Increased hypoglycaemic effect w/ possible onset of hypoglyceamic symptoms or even coma. Reduced elimination w/ phenylbutazone. Inhibition of compensatory reactions w/ alcohol. Potentiation of the blood glucose lowering effect w/ other antidiabetics (eg, insulin, acarbose, biguanide), β-blockers, fluconazole, ACE inhibitors (captopril, enalapril), H2
receptor antagonists, MAOIs, sulphonamides & NSAIDS. May increase blood glucose levels w/ danazol; chlorpromazine; glucocorticoids; ritodrine, salbutamol, terbutaline. Potentiation of anticoagulation w/ warfarin.
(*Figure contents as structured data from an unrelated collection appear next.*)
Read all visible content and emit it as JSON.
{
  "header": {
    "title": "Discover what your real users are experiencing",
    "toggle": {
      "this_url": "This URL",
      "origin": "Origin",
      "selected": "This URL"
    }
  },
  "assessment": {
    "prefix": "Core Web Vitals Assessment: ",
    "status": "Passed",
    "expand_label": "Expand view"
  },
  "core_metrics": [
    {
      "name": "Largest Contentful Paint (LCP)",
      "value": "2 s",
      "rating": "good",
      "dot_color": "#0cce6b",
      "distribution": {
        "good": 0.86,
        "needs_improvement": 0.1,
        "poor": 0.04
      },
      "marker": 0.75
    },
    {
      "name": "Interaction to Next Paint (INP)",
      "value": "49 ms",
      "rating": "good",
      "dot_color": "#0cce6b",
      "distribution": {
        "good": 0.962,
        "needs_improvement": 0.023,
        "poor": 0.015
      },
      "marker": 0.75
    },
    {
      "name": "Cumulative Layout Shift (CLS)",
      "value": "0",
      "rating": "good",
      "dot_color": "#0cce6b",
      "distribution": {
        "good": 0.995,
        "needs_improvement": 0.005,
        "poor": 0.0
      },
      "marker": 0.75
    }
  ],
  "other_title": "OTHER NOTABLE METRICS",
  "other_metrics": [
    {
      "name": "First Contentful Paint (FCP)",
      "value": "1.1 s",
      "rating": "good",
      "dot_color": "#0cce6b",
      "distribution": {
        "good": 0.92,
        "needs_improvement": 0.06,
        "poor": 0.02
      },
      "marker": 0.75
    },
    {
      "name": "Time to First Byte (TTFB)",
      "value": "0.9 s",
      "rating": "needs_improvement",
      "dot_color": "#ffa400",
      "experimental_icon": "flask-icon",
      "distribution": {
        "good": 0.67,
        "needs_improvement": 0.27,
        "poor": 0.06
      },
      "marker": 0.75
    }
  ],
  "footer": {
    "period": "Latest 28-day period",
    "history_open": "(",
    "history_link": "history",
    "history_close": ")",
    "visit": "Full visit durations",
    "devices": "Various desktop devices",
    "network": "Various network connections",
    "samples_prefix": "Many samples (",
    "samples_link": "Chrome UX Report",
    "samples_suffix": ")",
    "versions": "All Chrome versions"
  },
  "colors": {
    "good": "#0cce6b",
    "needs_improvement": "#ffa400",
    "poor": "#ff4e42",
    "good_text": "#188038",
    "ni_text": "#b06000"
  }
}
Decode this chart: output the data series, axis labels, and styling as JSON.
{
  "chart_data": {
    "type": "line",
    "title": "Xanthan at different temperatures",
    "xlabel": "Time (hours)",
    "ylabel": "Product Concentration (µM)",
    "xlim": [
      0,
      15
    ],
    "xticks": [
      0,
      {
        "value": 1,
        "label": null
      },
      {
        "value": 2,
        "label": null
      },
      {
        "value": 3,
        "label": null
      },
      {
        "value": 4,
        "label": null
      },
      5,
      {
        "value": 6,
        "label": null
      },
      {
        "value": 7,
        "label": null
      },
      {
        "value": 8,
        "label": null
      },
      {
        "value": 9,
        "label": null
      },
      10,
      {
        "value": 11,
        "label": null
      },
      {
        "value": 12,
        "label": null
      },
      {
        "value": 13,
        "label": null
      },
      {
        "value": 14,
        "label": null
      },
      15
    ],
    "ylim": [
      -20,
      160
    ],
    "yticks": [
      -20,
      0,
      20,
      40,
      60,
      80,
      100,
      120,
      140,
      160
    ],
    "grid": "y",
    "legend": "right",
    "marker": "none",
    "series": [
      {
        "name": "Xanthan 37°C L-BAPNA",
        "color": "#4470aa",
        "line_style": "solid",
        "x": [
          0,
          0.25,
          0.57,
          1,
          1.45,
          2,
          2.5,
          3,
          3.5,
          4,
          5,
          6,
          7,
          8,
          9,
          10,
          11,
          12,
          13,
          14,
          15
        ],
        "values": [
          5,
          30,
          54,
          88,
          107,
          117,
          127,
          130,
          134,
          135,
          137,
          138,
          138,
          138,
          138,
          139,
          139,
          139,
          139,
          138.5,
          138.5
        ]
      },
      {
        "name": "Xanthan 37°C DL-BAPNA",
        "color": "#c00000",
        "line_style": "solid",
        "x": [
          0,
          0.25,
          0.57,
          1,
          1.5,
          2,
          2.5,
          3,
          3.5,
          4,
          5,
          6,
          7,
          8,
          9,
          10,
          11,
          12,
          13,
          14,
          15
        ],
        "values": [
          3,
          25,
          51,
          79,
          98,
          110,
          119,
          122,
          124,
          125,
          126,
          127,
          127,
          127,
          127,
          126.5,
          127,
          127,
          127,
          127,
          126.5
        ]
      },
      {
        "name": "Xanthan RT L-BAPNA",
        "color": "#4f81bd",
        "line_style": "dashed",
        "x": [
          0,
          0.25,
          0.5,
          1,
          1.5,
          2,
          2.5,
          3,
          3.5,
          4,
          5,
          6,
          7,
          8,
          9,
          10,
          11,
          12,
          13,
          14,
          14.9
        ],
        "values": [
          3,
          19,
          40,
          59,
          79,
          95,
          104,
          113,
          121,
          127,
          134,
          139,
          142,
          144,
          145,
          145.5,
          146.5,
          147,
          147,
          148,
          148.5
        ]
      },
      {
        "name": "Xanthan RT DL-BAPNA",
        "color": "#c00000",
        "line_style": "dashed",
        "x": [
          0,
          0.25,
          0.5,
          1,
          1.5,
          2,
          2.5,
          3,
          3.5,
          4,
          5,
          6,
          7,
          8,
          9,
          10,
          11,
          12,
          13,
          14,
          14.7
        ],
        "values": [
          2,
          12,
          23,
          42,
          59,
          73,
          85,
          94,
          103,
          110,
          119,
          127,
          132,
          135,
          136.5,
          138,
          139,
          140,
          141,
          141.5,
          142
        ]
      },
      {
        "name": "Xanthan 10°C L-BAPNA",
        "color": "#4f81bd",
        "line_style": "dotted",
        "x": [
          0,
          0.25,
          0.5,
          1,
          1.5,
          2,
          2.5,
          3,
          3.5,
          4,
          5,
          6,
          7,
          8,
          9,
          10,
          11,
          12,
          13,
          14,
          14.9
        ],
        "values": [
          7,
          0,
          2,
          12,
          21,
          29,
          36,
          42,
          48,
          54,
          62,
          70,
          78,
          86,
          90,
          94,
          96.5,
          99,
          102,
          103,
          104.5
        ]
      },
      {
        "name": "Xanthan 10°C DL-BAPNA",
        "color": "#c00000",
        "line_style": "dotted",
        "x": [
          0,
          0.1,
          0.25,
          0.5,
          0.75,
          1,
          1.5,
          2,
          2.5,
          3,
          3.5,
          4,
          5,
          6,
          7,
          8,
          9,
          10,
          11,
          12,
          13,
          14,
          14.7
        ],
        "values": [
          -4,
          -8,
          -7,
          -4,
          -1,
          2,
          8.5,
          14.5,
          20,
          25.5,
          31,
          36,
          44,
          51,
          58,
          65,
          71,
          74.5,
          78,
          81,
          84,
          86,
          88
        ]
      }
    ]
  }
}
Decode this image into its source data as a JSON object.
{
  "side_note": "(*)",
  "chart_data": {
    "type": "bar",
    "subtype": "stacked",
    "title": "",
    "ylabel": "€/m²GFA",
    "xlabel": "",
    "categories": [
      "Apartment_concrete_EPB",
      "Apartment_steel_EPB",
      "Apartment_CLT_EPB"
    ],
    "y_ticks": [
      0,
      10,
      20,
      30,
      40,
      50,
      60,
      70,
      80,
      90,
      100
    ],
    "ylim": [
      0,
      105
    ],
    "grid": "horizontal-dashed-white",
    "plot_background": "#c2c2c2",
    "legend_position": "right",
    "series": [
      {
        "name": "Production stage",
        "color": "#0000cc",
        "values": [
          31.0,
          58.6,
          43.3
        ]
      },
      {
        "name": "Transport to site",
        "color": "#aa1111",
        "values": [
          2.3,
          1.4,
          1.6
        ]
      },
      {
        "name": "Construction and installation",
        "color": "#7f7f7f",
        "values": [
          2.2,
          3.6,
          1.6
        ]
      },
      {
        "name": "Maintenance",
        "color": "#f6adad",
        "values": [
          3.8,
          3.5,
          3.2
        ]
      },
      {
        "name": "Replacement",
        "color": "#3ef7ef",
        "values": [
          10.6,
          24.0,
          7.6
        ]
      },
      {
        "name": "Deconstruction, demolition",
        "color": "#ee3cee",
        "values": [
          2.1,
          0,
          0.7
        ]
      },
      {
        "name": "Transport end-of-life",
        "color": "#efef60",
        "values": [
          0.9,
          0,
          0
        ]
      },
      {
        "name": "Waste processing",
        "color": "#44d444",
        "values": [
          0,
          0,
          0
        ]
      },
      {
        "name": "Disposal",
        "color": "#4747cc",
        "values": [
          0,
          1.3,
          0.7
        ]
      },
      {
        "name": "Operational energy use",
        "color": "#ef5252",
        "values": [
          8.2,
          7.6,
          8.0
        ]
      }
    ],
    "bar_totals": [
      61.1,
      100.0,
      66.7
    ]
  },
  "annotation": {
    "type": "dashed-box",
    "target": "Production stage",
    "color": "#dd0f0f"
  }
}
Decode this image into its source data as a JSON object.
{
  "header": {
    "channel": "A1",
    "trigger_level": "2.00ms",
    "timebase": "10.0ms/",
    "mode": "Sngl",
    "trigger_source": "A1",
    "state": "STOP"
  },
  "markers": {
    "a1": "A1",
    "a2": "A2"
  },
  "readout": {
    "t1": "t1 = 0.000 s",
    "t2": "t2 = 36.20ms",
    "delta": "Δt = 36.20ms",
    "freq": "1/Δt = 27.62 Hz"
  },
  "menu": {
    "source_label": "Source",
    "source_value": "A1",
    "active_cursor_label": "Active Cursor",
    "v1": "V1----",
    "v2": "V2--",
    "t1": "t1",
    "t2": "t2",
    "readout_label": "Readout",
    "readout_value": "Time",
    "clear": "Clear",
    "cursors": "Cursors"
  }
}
Gliclazide: Potentiation of hypoglycaemic effect w/ salicylates, sulphonamides, octreotide, azaprapazone, sulfinpyrazone. May accelerate metabolism w/ aminoglutethimide, testosterone, tetracycline, chloramphenicol, clofibrate, disopyramide, cimetidine. Diminished effects w/ rifamycins, OCs, thiazide diuretics, diazoxide, phenothiazine, thyroid hormones, loop diuretics & abuse of laxatives. Metformin: Increased risk of lactic acidosis w/ alcohol. Intrinsic hyperglycaemic activity w/ glucocorticoids (systemic & local) β2
-agonists & diuretics. May decrease blood glucose levels w/ ACE inhibitors.